Pakistan's president, prime minister and other top officials condemned the blast but vowed to continue the offensive in South Waziristan, an impoverished and underdeveloped tribal region next to Afghanistan where al-Qaida is believed to have hide-outs.
The U.S. supports the operation because it believes South Waziristan is a safe haven for Islamist extremists involved in attacks on Western troops in Afghanistan.
Washington has also stepped up its efforts to use development aid in a broader battle against spreading militancy. The U.S. government recently approved $7.5 billion in aid over five years to improve Pakistan's economy, education and other nonmilitary sectors.
But the U.N. decision to suspend long-term development work in Pakistan's tribal areas and its North West Frontier Province could frustrate Washington's goal.
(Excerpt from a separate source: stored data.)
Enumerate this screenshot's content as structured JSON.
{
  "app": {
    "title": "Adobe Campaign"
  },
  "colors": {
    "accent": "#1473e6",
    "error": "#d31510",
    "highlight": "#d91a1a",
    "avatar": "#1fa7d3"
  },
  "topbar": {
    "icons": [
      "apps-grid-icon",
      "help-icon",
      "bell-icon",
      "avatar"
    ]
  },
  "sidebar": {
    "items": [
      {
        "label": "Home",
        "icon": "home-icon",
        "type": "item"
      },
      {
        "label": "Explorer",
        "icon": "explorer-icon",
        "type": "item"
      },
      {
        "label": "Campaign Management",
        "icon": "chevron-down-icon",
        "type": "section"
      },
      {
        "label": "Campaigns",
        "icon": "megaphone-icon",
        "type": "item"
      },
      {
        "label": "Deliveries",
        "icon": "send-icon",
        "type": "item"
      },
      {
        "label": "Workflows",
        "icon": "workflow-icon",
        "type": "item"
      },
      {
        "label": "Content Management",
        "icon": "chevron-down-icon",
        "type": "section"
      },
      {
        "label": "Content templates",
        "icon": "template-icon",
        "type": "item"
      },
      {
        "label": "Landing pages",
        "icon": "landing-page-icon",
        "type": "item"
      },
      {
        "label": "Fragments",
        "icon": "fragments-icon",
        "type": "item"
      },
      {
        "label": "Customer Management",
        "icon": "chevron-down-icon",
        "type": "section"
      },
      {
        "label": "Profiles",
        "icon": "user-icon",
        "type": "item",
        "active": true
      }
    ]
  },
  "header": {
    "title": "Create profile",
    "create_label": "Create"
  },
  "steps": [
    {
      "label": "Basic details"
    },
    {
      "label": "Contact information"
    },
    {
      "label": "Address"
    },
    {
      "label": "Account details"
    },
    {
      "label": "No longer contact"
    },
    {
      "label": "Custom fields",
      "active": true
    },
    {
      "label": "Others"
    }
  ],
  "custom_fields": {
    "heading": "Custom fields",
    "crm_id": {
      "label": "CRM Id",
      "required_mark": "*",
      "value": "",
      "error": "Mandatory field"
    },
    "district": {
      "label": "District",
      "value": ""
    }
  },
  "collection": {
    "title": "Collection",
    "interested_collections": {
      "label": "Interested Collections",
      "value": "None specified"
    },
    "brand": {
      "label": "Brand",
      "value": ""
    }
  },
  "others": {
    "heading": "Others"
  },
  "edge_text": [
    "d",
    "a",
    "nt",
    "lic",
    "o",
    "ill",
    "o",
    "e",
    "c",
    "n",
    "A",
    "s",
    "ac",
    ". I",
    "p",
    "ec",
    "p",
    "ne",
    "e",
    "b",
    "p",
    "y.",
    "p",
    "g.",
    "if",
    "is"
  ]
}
The U.N. made its decision after losing 11 of its personnel in attacks in Pakistan this year, including last month's bombing of the World Food Program's office in Islamabad that killed five people.
U.N. workers were also among the 11 killed in a June suicide bombing of the Pearl Continental Hotel in the main northwest city of Peshawar, and a veteran U.N. official was shot dead while resisting kidnappers at a northwest Pakistan refugee camp in July.
The world body will reduce the level of international staff in the country and confine its work to emergency, humanitarian relief, and security operations, and also "any other essential operations as advised by the secretary-general," the organization said in a statement.
The U.N. has been deeply involved in helping Pakistan deal with refugee crises that have popped up due to army offensives against militants in the northwest. The organization also operates a wide range of programs that address everything from agriculture to education to governance.
U.N. spokeswoman Amena Kamaal told The Associated Press that the organization is still determining which programs will be suspended and how many staffers will be withdrawn from the country. She said "long-term development" applied to programs with a five-plus year timeframe.
The staff that remains in the country will be assigned additional security, she said.
"We have had 11 of our colleagues killed because of the security situation," Kamaal said. "All of the decisions are being made in light of that."
Foreign Ministry spokesman Abdul Basit said Pakistan understood the U.N.'s reasoning, but that he hoped the organization would resume its development work after the military completed its operation in South Waziristan.
"We hope that our operation will come to an end soon, and they will resume their normal operations," he said.